Willowdale Councillor David Shiner, who, surprisingly, first proposed the ban, says it will be reintroduced next June once the city has undertaken the requisite consultation. This is nonsense. There’s nothing we need to know that we don’t already know.

In truth, council’s self-reversal was an act of political cowardice, pure and simple. The fear of leading got the better of our councillors and they ran, frightened, from themselves.

Given the make-up of council, that comes as no surprise. Between the aging careerists who cling to power helping local NIMBYs fight homes for unwed-mothers and ambitious newcomers who have never seen a fence on which they couldn’t comfortably sit, this is a timid and singularly unimpressive crew that rarely fails to put its own fears above the interests of the city.

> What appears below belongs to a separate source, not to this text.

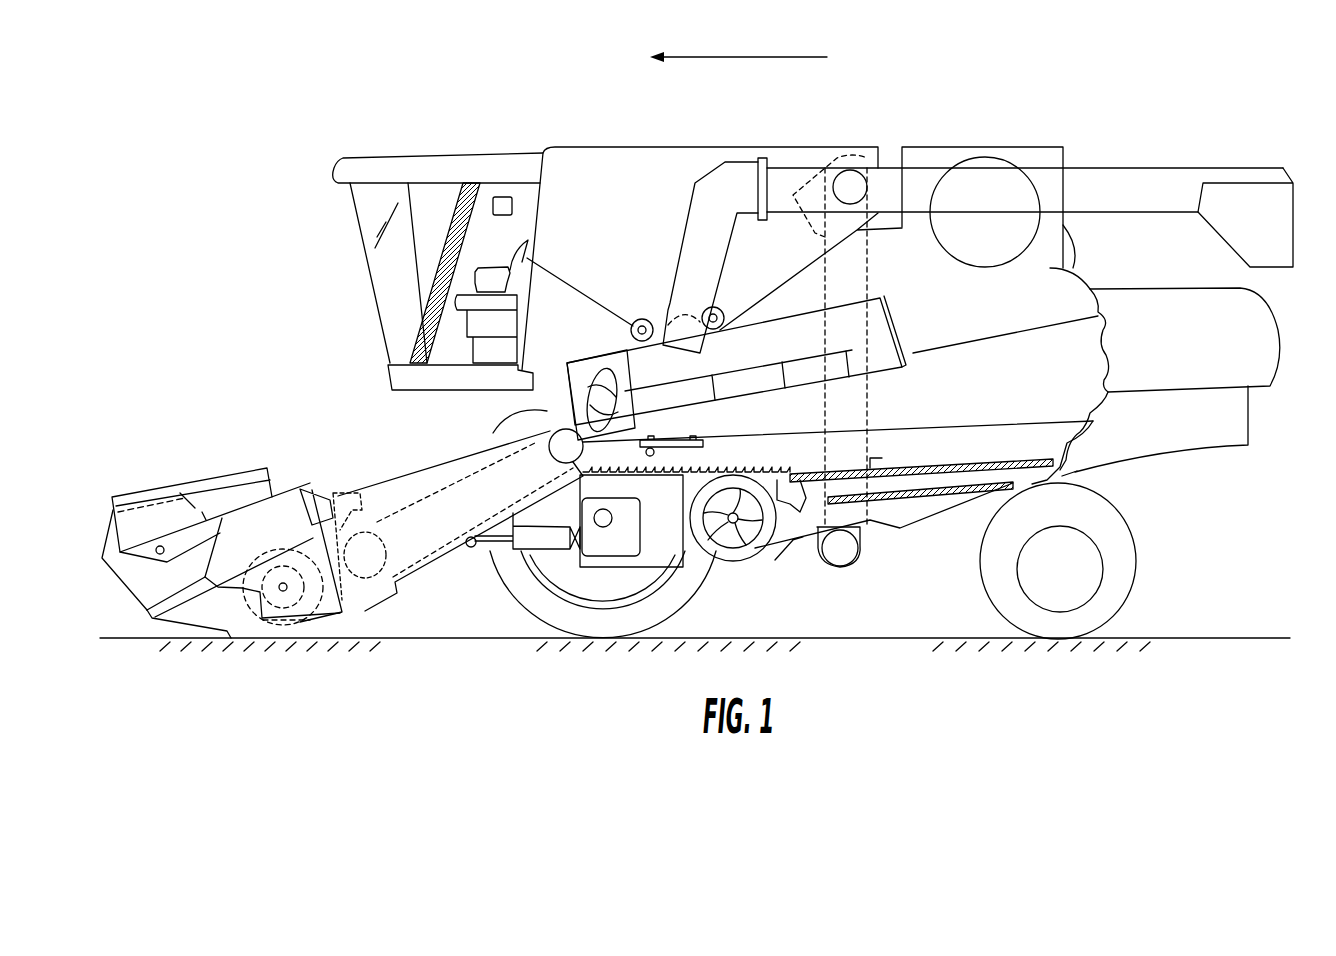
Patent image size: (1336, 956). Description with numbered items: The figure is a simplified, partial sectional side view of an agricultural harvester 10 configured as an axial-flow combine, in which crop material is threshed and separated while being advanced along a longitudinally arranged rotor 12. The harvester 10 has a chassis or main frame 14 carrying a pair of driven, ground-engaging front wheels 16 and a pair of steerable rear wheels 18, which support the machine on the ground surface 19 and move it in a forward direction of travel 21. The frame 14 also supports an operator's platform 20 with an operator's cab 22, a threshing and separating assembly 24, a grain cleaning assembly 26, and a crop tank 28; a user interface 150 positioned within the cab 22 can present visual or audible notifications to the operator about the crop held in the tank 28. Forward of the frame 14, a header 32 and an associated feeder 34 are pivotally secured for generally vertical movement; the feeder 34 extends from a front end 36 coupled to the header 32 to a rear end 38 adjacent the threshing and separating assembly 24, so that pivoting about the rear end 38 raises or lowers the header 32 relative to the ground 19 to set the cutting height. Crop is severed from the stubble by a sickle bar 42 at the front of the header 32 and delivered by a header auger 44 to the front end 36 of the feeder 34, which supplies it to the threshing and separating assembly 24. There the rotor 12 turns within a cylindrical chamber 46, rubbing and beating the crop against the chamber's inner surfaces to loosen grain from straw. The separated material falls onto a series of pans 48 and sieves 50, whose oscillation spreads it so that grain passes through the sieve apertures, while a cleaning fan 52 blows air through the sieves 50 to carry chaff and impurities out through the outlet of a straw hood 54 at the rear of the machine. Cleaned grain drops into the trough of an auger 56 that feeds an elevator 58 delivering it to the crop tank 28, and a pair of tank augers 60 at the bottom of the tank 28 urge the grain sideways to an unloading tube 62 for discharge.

The agricultural harvester 10 is at (395, 108).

“Right now we don’t have any policy on plastic bags,” says Emily Alfred of the Toronto Environmental Alliance, “no fee, no ban. It’s a huge step backwards. A lot of places have banned single-use plastic bags. That’s the direction most countries are going. But Toronto council’s decision to reverse itself was based on confidential information, so we don’t know what council was told. But there’s a certain amount of chickening out. It’s sad when a policy protecting the environment is trumped by an industry with lots of money to pursue its own self-interest.”

According to the city’s own report, the 5-cent fee cut plastic bag usage by 53 percent. In 2007, Torontonians were using 457 million annually, down now to 215 million.

No surprise a recent study found plastic pollution in the Great Lakes is as much as twice that of the notorious Great Pacific Garbage Patch.

With this move, council has done for the environment what it did for bike riding on Jarvis. Little wonder that the vote was widely viewed as a victory for Ford. His last, we hope.